The report said that the hackers failed to penetrate into the Iranian Oil Ministry's computer network.
According to the officials the hackers failed to leave any impact on the data system and gather any vital information, the Mehr News Agency reported.
The ministry's network as well as NIOC and some other affiliated websites are reportedly down due to the cyber attack.
Various Iranian industrial, nuclear and government bodies have recently come under growing cyber attacks, widely believed to be designed and staged by the US and Israel.
A similar attack was carried out against Iran's oil ministry in the second month of the previous calendar year (April 21, 21012 - May 22, 2012).
Wide-scale cyber attacks on Iranian facilities started in 2010 after the US and Israel tried to disrupt the operation of Iran's nuclear facilities through a worm which later came to be known as Stuxnet.
US intelligence officials revealed earlier this month that the Stuxnet malware was not only designed to disrupt Iran's nuclear program, but was part of a wider campaign directed from Israel that included the assassination of the country's nuclear scientists.
Stuxnet is the first discovered worm that spies on and reprograms industrial systems. It is specifically written to attack SCADA systems which are used to control and monitor industrial processes.

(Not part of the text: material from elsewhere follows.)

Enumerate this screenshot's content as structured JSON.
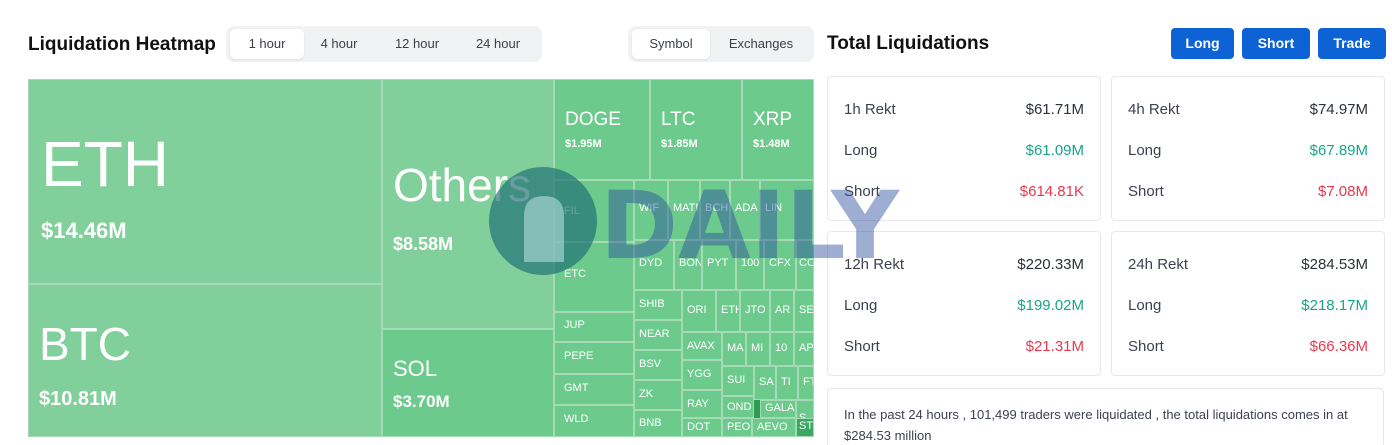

In September, the Islamic Republic said that the computer worm of Stuxnet infected 30,000 IP addresses in Iran, but it denied the reports that the cyber worm had damaged computer systems at the country's nuclear power plants.
Iranian top security officials have urged the International Atomic Energy Agency (IAEA) to detect the agents involved in Stuxnet computer worm attack on Iran.
In April Iran announced that it has discovered the Stars virus that is being used as a tool to commit espionage.
That was the second cyber attack waged by enemies of Iran to undermine the country's nuclear as well as economic and industrial activities.
Security software manufacturer Symantec says parts of the Duqu code base are nearly identical to the infamous Stuxnet worm, "but with a completely different purpose."
Iran announced last November that it had developed a software program that can control the Duqu spyware.
After wide-scale cyber attacks on Iranian facilities, including its nuclear sites, last year, Iranian officials started planning a proper and well-concerted line of defense against virus attacks.
The Islamic Republic of Iran previously announced plans to strengthen its cyber power by establishing a Supreme Council of Cyberspace to defend the country against cyber attacks.
Supreme Leader of the Islamic Revolution Ayatollah Seyed Ali Khamenei tasked Iranian President Mahmoud Ahmadinejad with the duty of establishing a Supreme Council of Cyberspace.